Am Waldrand von Oujda, wenige Kilometer vor der marokkanisch-algerischen Grenze, stehen Dutzende Zelte aus grauen Decken und grünen Plastikplanen direkt an der Außenmauer des Universitätsgeländes. Über einer Feuerstelle steigt Rauch auf. Rund 100 Afrikaner leben hier, manche schon seit Jahren – so wie Mohamed, 22, aus Ghana. Er trägt weiße Turnschuhe, eine weite Jeans, eine Baseballmütze und ein großes, hölzernes Afrika-Amulett um den Hals. Als afrikanischer Migrant sei er in Marokko bisher schlechter behandelt worden als ein Hund, erzählt er, vor allem von der Polizei.

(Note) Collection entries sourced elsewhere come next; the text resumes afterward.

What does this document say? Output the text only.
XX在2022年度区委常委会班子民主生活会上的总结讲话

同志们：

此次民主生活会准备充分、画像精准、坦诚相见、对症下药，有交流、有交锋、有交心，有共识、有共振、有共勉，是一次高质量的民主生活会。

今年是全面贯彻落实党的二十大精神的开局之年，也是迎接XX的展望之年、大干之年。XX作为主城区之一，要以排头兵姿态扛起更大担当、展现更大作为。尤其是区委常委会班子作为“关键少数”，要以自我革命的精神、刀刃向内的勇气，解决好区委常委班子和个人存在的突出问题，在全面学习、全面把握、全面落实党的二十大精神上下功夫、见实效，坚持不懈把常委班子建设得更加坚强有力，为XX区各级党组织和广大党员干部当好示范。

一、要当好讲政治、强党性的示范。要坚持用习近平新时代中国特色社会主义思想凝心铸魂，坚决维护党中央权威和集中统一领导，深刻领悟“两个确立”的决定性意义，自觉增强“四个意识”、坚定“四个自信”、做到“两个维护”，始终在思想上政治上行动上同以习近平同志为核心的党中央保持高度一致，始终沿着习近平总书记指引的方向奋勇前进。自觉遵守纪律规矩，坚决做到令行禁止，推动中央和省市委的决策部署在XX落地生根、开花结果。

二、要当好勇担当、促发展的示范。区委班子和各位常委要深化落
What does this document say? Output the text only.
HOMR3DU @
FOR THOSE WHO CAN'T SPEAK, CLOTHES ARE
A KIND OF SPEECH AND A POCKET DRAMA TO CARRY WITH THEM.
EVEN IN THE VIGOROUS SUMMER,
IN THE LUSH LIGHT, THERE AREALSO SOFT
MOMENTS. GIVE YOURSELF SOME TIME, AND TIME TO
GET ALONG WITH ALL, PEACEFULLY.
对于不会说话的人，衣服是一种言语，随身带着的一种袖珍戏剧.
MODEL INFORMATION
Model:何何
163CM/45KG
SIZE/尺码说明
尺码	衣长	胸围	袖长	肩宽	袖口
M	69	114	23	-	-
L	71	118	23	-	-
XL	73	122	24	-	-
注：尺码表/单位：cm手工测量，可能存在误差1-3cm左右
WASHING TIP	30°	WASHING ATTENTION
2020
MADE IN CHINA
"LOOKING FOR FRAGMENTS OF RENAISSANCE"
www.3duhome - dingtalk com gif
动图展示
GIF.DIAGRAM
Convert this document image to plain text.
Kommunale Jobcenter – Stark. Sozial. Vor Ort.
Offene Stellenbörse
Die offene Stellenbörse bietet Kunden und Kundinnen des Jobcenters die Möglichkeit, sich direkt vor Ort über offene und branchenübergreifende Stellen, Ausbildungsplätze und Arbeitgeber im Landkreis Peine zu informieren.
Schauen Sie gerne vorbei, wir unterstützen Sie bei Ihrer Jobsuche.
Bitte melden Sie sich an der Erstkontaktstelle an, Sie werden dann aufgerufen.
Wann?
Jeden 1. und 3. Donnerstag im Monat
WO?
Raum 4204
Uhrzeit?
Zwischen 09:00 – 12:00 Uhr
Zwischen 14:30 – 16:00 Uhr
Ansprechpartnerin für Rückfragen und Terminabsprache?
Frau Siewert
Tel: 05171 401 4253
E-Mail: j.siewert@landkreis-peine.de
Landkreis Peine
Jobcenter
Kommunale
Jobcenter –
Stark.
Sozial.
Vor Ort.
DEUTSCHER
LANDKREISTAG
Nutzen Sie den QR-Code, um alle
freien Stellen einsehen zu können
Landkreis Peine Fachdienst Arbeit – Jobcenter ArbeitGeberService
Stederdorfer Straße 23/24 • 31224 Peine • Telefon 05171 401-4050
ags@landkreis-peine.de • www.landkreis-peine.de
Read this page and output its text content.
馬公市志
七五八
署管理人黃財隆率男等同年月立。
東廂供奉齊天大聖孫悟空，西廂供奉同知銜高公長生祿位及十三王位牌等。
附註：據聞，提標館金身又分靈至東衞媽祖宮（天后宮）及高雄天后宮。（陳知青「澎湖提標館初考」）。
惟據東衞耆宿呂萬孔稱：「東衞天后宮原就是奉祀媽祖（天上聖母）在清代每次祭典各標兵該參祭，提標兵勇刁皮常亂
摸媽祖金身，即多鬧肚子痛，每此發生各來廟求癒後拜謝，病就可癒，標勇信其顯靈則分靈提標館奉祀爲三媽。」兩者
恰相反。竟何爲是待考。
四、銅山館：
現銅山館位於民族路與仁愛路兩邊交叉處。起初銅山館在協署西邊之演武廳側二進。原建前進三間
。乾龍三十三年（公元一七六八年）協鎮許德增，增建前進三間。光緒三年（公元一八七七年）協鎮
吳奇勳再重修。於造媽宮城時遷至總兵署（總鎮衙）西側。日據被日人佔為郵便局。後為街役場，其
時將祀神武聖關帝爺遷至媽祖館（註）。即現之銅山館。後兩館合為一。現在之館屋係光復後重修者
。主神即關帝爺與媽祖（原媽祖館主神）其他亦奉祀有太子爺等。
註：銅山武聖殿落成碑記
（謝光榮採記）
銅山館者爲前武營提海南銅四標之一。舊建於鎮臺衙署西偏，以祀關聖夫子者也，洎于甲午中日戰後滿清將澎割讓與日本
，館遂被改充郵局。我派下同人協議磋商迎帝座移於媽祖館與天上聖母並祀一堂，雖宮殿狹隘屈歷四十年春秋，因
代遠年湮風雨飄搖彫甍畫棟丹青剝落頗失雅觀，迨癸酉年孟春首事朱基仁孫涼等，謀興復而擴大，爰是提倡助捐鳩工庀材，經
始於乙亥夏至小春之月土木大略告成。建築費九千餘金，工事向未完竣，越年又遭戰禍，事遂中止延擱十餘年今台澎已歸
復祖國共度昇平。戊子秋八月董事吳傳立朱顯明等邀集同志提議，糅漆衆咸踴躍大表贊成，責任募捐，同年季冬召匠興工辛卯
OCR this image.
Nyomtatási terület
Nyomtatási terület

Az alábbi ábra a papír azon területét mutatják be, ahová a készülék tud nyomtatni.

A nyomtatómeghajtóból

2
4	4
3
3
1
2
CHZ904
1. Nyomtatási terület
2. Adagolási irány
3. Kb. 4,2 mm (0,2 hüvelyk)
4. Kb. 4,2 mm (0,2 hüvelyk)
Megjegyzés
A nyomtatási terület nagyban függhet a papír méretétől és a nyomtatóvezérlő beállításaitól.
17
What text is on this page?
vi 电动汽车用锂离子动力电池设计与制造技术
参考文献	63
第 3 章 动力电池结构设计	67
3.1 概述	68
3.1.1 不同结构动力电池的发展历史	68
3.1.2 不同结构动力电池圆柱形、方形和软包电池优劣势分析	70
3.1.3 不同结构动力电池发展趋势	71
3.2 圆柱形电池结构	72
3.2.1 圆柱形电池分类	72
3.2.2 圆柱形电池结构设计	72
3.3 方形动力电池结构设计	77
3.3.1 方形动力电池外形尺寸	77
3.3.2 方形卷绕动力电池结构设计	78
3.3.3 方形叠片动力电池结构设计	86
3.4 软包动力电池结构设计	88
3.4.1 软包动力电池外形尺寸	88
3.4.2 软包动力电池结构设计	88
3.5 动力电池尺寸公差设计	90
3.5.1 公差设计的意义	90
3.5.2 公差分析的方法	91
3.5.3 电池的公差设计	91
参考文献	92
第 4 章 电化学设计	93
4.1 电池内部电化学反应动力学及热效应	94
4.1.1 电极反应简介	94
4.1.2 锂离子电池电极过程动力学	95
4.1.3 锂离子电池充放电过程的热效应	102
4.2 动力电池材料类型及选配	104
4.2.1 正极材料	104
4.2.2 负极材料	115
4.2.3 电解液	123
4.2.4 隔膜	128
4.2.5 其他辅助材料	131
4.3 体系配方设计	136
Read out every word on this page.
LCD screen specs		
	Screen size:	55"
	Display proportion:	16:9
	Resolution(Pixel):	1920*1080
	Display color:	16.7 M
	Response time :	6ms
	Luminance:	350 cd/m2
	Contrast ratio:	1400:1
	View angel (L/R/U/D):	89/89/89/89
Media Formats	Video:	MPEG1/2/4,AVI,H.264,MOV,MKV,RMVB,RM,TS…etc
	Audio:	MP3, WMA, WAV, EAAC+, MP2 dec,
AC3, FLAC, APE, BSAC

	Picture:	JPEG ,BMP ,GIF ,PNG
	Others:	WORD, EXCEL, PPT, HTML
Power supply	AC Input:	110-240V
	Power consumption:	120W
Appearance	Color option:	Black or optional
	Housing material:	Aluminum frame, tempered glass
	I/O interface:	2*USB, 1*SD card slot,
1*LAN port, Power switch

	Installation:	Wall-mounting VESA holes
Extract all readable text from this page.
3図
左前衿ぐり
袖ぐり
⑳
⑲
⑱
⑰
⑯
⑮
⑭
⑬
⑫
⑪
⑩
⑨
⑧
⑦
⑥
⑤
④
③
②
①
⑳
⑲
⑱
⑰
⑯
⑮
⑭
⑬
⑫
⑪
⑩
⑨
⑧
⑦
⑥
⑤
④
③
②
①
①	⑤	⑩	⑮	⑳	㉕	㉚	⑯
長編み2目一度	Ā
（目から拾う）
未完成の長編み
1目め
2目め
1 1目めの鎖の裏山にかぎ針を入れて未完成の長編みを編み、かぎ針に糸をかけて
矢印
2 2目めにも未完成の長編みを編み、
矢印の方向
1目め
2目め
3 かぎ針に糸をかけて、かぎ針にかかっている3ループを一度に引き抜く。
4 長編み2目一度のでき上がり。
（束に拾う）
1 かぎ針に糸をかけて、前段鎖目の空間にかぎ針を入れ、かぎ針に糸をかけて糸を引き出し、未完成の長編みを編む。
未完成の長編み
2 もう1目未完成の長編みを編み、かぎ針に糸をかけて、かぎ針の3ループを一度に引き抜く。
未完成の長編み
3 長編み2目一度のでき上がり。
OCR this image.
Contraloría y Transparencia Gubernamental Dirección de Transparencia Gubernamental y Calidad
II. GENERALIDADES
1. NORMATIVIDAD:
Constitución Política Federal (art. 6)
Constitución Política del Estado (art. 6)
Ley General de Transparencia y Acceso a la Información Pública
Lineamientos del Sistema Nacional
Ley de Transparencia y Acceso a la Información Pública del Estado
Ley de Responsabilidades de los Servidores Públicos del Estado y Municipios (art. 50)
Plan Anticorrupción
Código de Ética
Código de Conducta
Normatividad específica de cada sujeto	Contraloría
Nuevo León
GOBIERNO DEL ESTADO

Mohamed muss tagsüber betteln und von dem leben, was Hilfsorganisationen hier verteilen – so, wie alle anderen Migranten auch. Dennoch will Mohamed bleiben, endlich dazugehören. Vor Kurzem hat er vom Staat eine Carte de séjour bekommen – eine Aufenthaltsgenehmigung.